Hot Bed Press began in 1994, as a group of graduates looking for a workshop where they could make prints. The artists formed a collective of printmakers and since 2006, have made Salford’s Casket Works their permanent home. Hot Bed Press has transformed the former Victorian Mill into an artistic hub, now home to several artist studios and a huge array of printing equipment.
Accessible membership costs and short courses are just some of the ways Hot Bed is realising its bold vision for the future of print. As well as providing a physical space for artists to work, the non-profit is committed to keeping print alive and exploring and challenging the potential of the medium.
I visited Hotbed’s Winter Print Fest, a mix of open studios, exhibitions and demonstrations, to get a taste of the collective’s work.
Despite the frosty temperature of the building, the atmosphere at the Casket Works was warm and relaxed. The building is a bit of a maze, but it was well worth exploring each part to get a real sense of the place.
The open studios provided an opportunity to chat with some of the Hot Bed artists, as well as showcasing a variety of styles and techniques. The facility boasts equipment for a wide range of printing processes such as screen printing, etching and letter pressing, and the art on display ranged from abstract compositions to familiar depictions of Manchester landmarks.
As well as the open studios, Hot Bed also hosted a series of demonstrations throughout the day. I attended the letterpress demonstration, led by Alan Hartley, a former printer and regular volunteer at Hot Bed. As someone with no previous knowledge or experience of printing, the demo was a succinct but fascinating introduction to the technique.
Alan started by providing an overview of the letterpress’ history. Johannes Gutenberg developed the first mechanical printing press in the 15th century, revolutionising the printing process, which had previously been a long and arduous task. Before Gutenberg’s invention, books were either made using intricately carved wooden blocks, which were time-consuming to make, or handwritten by scribes.
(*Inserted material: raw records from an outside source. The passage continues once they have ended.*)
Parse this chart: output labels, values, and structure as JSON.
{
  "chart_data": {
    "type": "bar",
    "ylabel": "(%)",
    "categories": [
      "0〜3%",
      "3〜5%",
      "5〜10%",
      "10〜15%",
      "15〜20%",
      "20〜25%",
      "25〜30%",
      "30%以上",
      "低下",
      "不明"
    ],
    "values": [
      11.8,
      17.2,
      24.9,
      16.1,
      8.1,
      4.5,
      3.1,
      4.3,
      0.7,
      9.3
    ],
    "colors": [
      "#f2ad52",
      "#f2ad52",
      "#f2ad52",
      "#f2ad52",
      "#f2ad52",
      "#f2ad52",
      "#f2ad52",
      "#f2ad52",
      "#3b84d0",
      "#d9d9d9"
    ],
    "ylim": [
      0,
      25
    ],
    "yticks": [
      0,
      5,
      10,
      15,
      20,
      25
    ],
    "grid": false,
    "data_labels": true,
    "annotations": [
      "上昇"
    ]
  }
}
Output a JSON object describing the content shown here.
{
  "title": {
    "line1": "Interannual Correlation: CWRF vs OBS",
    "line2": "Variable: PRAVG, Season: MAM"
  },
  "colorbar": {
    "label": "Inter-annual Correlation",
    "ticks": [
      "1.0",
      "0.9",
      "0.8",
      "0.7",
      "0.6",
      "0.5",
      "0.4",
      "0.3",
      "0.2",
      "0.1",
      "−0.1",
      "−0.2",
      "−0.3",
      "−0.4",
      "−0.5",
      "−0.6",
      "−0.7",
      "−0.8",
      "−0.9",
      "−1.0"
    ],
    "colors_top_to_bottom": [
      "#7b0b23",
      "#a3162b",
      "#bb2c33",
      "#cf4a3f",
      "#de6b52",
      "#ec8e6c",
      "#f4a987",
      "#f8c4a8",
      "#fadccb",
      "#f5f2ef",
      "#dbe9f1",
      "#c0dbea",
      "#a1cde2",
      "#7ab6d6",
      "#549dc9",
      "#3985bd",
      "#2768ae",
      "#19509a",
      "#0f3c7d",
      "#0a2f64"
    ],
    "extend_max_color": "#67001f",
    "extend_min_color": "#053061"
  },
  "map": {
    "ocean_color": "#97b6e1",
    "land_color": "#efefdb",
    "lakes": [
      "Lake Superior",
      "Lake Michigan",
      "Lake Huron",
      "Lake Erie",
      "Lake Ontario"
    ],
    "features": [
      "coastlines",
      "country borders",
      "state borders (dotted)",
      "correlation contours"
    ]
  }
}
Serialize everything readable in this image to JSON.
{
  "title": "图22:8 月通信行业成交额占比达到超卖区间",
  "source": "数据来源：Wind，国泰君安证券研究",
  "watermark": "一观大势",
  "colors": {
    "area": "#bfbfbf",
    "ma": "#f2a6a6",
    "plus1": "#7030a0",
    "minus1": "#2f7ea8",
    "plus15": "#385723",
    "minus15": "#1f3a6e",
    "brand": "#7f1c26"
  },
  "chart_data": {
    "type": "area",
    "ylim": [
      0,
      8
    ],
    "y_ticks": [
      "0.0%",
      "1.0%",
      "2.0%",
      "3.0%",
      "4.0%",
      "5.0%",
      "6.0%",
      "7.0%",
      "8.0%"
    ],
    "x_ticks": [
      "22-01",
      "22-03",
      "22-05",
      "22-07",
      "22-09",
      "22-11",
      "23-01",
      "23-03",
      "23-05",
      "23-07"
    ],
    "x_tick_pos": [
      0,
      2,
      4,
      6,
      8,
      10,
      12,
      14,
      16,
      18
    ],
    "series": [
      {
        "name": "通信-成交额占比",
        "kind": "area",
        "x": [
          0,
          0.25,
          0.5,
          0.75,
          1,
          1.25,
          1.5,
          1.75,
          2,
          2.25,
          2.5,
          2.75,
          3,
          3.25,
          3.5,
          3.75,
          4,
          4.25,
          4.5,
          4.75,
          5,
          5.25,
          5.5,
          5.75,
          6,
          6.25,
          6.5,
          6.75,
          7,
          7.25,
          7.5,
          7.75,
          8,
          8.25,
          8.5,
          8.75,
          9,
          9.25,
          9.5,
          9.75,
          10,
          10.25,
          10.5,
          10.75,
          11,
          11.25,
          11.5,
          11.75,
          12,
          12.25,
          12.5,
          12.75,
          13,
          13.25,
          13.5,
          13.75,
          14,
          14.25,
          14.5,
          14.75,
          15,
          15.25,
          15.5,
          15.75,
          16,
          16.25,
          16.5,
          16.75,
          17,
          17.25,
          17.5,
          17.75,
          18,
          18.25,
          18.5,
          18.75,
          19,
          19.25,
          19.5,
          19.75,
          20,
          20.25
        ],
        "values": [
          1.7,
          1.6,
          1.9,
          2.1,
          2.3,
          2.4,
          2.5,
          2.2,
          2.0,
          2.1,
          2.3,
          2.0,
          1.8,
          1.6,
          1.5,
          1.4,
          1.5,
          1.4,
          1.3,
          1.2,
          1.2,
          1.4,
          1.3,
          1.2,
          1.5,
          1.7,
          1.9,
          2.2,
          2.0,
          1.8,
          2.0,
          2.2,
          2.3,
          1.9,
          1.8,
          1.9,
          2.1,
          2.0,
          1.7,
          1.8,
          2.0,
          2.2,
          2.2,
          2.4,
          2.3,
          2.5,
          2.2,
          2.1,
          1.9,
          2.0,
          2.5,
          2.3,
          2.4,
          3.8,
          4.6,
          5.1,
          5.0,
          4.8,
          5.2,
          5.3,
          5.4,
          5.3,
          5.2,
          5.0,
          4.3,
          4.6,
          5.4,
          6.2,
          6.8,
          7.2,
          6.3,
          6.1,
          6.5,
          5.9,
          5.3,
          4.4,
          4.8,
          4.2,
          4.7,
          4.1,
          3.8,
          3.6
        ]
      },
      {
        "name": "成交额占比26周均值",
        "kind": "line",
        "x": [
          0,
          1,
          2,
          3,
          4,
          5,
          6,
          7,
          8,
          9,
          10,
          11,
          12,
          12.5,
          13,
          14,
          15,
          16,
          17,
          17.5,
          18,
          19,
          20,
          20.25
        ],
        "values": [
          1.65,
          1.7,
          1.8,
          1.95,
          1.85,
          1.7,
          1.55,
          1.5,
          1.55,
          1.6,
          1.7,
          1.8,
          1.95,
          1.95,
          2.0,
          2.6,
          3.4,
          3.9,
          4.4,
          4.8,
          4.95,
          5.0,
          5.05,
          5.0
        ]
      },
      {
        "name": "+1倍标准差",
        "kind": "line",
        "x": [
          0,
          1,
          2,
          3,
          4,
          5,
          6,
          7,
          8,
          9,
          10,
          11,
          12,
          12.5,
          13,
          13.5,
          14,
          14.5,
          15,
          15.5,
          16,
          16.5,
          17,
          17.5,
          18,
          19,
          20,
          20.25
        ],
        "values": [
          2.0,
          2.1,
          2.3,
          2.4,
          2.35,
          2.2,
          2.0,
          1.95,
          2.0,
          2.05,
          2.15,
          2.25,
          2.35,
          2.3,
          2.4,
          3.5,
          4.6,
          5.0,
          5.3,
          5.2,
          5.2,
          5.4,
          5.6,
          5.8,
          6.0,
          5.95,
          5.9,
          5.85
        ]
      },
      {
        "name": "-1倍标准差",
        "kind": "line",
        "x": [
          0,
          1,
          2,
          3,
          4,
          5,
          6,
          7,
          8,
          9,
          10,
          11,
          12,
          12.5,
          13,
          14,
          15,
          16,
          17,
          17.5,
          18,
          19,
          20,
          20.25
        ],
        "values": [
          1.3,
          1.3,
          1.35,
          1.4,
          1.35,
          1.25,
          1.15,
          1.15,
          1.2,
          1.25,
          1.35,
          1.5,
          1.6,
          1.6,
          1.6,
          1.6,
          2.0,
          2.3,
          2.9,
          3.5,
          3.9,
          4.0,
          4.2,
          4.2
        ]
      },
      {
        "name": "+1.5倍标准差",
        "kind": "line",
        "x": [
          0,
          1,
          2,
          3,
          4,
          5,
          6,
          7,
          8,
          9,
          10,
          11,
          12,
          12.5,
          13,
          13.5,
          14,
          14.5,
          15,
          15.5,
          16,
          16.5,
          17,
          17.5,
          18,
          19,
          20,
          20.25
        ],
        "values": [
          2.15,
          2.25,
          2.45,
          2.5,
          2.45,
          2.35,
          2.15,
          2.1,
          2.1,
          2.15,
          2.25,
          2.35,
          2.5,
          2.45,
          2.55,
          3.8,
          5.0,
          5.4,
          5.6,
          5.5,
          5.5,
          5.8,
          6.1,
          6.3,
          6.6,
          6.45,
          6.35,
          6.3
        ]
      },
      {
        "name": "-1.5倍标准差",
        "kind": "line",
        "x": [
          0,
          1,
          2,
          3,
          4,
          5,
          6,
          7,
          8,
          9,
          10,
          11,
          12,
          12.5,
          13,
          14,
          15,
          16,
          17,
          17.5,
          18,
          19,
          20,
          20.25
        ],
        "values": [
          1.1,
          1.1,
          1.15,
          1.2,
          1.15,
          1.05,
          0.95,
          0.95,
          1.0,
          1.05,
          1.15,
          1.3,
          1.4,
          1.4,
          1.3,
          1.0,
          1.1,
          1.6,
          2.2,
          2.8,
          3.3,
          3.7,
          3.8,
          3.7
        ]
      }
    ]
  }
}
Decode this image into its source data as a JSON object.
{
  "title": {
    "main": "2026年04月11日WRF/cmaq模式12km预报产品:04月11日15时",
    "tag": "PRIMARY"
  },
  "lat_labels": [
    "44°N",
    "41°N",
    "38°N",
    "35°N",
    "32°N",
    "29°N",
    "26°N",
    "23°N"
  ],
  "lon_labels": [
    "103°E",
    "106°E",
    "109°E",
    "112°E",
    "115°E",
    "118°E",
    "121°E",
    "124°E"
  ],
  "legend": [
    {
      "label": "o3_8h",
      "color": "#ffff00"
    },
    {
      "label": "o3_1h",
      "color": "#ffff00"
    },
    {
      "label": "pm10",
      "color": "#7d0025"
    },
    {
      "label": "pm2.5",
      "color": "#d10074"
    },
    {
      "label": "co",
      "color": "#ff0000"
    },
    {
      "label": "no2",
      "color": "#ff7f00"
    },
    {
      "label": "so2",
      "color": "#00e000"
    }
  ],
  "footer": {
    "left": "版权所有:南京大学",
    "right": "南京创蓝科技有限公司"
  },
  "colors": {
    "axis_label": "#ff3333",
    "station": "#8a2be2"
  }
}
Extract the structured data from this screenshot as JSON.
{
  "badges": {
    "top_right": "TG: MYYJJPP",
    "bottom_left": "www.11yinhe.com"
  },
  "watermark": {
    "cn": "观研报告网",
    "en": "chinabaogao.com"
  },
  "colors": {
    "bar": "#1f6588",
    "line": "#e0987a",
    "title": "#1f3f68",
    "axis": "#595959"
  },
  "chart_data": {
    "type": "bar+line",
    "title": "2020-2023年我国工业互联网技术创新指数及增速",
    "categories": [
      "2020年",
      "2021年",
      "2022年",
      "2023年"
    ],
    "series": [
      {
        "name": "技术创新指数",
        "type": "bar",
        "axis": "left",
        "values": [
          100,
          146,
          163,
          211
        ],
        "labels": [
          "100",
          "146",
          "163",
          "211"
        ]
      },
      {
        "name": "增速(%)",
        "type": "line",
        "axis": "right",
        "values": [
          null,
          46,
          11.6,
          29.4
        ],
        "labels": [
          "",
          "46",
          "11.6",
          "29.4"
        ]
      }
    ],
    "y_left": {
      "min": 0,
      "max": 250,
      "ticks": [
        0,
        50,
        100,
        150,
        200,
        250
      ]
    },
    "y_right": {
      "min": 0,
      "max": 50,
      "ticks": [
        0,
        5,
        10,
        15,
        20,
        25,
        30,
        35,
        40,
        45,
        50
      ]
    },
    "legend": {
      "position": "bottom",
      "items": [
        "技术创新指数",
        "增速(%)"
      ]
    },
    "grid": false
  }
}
Gutenberg’s new machine used metal, rather than wooden blocks for printing, and the moveable letters could be rearranged into multiple patterns. The new process made printing faster, and more affordable. Literacy rates and the production of books soared in the wake of the letterpress’ invention.
Alan, who started work as a printing apprentice in the 1960s, described how digital technology and the invention of word processing tools have diminished the need for traditional letter pressing. However, the technique is still commonly used as an art form. He showed us the huge selection of typefaces available at Hot Bed, and how to arrange them before letting each of us print our own copy of the quote he had assembled. The demo was relaxed and friendly, and really useful for anyone intrigued to know a little more about print.
The ground floor of the Casket Works was home to the 20:20 Print Exchange, the fourth iteration of the innovative exhibition. Each year, Hot Bed works in collaboration with a selection of other printing workshops. Artists from each workshop produce a unique edition of 25 prints (all 20 x 20 cm), and send the first print from their series to Hot Bed, the first stop on a touring exhibition. Each artist then receives a random selection of 20 prints made as part of the project.
The 20:20 Print Exchange includes a variety of workshops, including community groups, and university print departments. The result is an extensive display of the possibilities of print. This year was the largest exchange yet, with 44 printing groups taking part. There was definitely something for everyone amongst the artwork on display, but my personal favourites included Manchester School of Art and Leeds Printing Workshop.
The Winter Print Fest offered a great insight into all the creative work going on at Hot Bed Press and really showcased the benefits of collaborative work and exhibition making. Hot Bed’s manifesto points to explore the full potential of print and educating people on the medium were certainly realised at the event. I even walked away with some new prints from last year’s exchange!